Maria Laura – Nas empresas de delivery o motoboy é essencial. E neste caso não acho correta a terceirização. Fazendo um paralelo, é como se um estabelecimento comercial não tivesse vendedor empregado, só terceirizado. Ou um colégio só com professores terceirizados. Já é da própria da natureza da empresa de delivery que haja uma pessoa para fazer a entrega. Nesse caso acho pouco aceitável terceirizar.
Com a regulamentação da profissão de motoboy pela Lei nº 12.009/2009 passou-se a exigir a idade mínima de 21 anos para o exercício da atividade. A senhora concorda com essa regra?
Maria Laura – Acho que a atividade é de alto risco, em que o profissional fica exposto a um trânsito na maioria das vezes muito agressivo, o veículo dirigido é leve, de alta mobilidade e permite deslocamentos perigosos entre as diversas faixas de trânsito. Eu entendo que o legislador, com essa recomendação, visou proteger o profissional. Porque presume-se que o motorista com 21 anos seja mais amadurecido que o de 18. Mas essa não é a única exigência da lei. O motofretista tem que ter ainda dois anos de habilitação. E a própria lei prevê uma punição para empresas que contratem motoboys que não estejam enquadrados nesses requisitos.
Mas a imposição de uma idade mínima não pode ser considerada discriminação, já que o jovem está apto a tirar carteira de motociclista aos 18 anos?
Maria Laura – Eu acho altamente positiva essa regra da idade. Pois é muito diferente uma pessoa tirar carteira para eventualmente usar uma moto, e outra que fica oito horas trabalhando com a moto. Só do motoboy entrar no trânsito já está exposto ao risco. Se for considerada discriminação, acho que é uma discriminação altamente positiva. As próprias companhias de seguro praticam valores diferenciados de acordo com a idade do condutor do veículo, uma previsão fundamentada no comportamento natural da idade.
O fato dos motofretistas estarem expostos ao sol, chuva e frio gera o direito ao adicional de insalubridade ?

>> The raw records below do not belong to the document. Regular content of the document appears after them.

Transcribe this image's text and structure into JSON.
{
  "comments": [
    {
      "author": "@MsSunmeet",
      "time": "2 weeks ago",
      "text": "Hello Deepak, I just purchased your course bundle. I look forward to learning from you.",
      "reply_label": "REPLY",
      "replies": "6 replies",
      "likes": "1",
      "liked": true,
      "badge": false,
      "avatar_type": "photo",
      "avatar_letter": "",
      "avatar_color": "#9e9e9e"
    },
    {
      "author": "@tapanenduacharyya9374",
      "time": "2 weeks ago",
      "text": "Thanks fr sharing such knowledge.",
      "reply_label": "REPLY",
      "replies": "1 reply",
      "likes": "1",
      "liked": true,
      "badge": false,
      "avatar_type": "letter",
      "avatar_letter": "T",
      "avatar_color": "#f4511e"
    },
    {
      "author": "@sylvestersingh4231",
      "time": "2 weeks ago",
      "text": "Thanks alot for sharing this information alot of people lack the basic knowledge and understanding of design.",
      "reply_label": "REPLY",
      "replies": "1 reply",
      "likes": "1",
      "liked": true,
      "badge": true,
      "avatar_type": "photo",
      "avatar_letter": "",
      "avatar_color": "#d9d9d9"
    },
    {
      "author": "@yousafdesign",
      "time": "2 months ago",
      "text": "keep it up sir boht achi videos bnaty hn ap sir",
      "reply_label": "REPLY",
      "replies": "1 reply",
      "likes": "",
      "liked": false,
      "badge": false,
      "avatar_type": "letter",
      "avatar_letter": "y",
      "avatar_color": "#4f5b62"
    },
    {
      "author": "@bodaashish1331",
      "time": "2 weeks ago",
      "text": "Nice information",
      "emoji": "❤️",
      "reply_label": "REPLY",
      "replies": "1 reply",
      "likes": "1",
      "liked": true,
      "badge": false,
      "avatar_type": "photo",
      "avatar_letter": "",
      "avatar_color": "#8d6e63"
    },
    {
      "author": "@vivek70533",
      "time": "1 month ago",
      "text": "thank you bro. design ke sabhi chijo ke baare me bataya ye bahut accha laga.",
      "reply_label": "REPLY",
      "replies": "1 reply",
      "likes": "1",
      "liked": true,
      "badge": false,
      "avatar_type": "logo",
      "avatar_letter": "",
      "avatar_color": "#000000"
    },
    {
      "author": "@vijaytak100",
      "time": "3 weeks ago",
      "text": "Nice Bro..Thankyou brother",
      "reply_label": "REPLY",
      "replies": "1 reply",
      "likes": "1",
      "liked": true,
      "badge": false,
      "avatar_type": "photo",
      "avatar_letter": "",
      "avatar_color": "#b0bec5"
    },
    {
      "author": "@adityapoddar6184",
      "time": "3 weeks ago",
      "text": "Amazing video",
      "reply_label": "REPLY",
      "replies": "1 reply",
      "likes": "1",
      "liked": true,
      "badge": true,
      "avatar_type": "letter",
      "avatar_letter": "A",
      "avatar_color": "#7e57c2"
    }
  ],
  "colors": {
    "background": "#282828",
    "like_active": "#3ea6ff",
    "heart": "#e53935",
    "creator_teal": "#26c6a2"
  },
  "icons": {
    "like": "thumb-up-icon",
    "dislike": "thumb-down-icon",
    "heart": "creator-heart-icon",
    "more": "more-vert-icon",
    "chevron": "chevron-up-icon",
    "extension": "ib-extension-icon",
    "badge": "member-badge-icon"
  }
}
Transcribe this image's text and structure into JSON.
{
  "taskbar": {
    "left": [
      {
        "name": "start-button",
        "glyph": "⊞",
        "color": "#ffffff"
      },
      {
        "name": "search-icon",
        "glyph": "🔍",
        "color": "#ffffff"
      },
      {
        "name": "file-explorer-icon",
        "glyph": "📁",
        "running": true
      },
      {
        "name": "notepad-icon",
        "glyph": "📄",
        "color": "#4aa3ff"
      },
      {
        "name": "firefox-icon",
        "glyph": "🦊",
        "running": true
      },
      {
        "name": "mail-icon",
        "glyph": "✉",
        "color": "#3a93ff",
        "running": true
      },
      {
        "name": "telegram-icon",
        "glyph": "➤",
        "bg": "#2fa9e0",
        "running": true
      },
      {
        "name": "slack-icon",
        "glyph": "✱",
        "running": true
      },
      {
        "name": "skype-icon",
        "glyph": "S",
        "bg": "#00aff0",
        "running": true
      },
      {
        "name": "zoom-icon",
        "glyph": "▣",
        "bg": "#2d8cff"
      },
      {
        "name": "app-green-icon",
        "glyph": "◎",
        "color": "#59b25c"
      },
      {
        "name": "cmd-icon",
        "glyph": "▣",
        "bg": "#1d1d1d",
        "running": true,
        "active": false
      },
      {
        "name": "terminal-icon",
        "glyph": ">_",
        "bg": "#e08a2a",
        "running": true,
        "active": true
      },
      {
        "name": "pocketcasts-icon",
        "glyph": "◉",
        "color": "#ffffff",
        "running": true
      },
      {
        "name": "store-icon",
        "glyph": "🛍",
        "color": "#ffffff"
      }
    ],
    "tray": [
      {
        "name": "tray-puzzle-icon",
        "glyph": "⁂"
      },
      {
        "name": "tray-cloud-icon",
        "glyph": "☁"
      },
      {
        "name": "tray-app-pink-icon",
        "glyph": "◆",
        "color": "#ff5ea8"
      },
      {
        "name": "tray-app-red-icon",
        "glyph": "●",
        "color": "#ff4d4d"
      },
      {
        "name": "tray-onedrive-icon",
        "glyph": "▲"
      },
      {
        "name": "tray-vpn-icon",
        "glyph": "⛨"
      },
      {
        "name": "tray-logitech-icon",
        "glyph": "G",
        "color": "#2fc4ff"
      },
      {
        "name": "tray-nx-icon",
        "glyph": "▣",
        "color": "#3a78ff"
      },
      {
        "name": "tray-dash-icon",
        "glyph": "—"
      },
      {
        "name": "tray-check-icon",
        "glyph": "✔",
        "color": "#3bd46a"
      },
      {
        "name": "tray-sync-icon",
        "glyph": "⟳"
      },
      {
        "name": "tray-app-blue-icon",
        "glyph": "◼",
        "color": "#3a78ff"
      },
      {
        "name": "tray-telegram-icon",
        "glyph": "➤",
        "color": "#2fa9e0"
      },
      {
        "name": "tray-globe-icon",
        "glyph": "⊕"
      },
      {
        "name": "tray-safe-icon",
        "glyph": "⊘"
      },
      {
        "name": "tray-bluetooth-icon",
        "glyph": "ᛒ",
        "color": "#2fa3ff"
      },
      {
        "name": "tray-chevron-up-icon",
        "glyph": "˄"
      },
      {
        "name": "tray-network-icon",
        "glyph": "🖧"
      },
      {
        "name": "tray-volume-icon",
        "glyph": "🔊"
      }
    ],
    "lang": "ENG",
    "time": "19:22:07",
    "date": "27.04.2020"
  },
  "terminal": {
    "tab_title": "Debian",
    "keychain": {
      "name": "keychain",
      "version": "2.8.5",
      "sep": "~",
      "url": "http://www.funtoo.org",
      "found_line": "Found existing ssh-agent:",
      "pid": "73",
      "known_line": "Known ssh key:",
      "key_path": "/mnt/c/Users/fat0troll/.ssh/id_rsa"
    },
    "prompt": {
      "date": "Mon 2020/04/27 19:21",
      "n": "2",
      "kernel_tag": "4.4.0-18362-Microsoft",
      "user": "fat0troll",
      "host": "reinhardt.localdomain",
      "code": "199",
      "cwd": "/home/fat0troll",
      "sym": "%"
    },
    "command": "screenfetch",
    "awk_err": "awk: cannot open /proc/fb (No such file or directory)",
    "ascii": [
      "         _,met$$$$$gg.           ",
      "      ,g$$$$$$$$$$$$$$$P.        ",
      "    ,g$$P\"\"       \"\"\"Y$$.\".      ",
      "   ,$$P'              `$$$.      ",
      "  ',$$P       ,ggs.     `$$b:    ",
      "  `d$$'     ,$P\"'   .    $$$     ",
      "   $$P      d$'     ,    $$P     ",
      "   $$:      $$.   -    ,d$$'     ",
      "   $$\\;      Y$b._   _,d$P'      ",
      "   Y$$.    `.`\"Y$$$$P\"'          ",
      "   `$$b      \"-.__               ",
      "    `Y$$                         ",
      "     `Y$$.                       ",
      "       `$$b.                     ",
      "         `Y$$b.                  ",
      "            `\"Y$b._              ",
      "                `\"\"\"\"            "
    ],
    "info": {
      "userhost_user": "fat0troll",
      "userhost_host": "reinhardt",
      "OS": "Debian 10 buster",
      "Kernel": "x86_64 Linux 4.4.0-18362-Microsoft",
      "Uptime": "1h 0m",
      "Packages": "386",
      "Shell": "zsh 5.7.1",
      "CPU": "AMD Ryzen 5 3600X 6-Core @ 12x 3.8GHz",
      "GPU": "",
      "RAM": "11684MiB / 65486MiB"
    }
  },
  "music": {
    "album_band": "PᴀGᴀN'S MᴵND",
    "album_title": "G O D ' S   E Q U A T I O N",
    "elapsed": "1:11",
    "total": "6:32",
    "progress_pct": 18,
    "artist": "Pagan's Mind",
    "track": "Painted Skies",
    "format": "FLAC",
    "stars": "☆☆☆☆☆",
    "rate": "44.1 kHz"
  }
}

Maria Laura – Não é qualquer pessoa que trabalha a céu aberto, exposto ao sol, que recebe adicional de insalubridade. Um exemplo em que se reconhece é no trabalho dos canavieros – atividade que exige um esforço físico supremo, muito diferente de outras. O motoqueiro que anda na chuva é como o carteiro. Qualquer atividade desenvolvida a céu aberto, com chuva, se o trabalhador usar o equipamento que permita que ele fique seco, não há adicional de insalubridade. Mas se o empregador não fornecer o equipamento, como macacão e bota impermeáveis, é diferente, aí haverá o direito ao adicional. É como no lava-jato, se o trabalhador não estiver devidamente protegido a atividade se torna altamente insalubre.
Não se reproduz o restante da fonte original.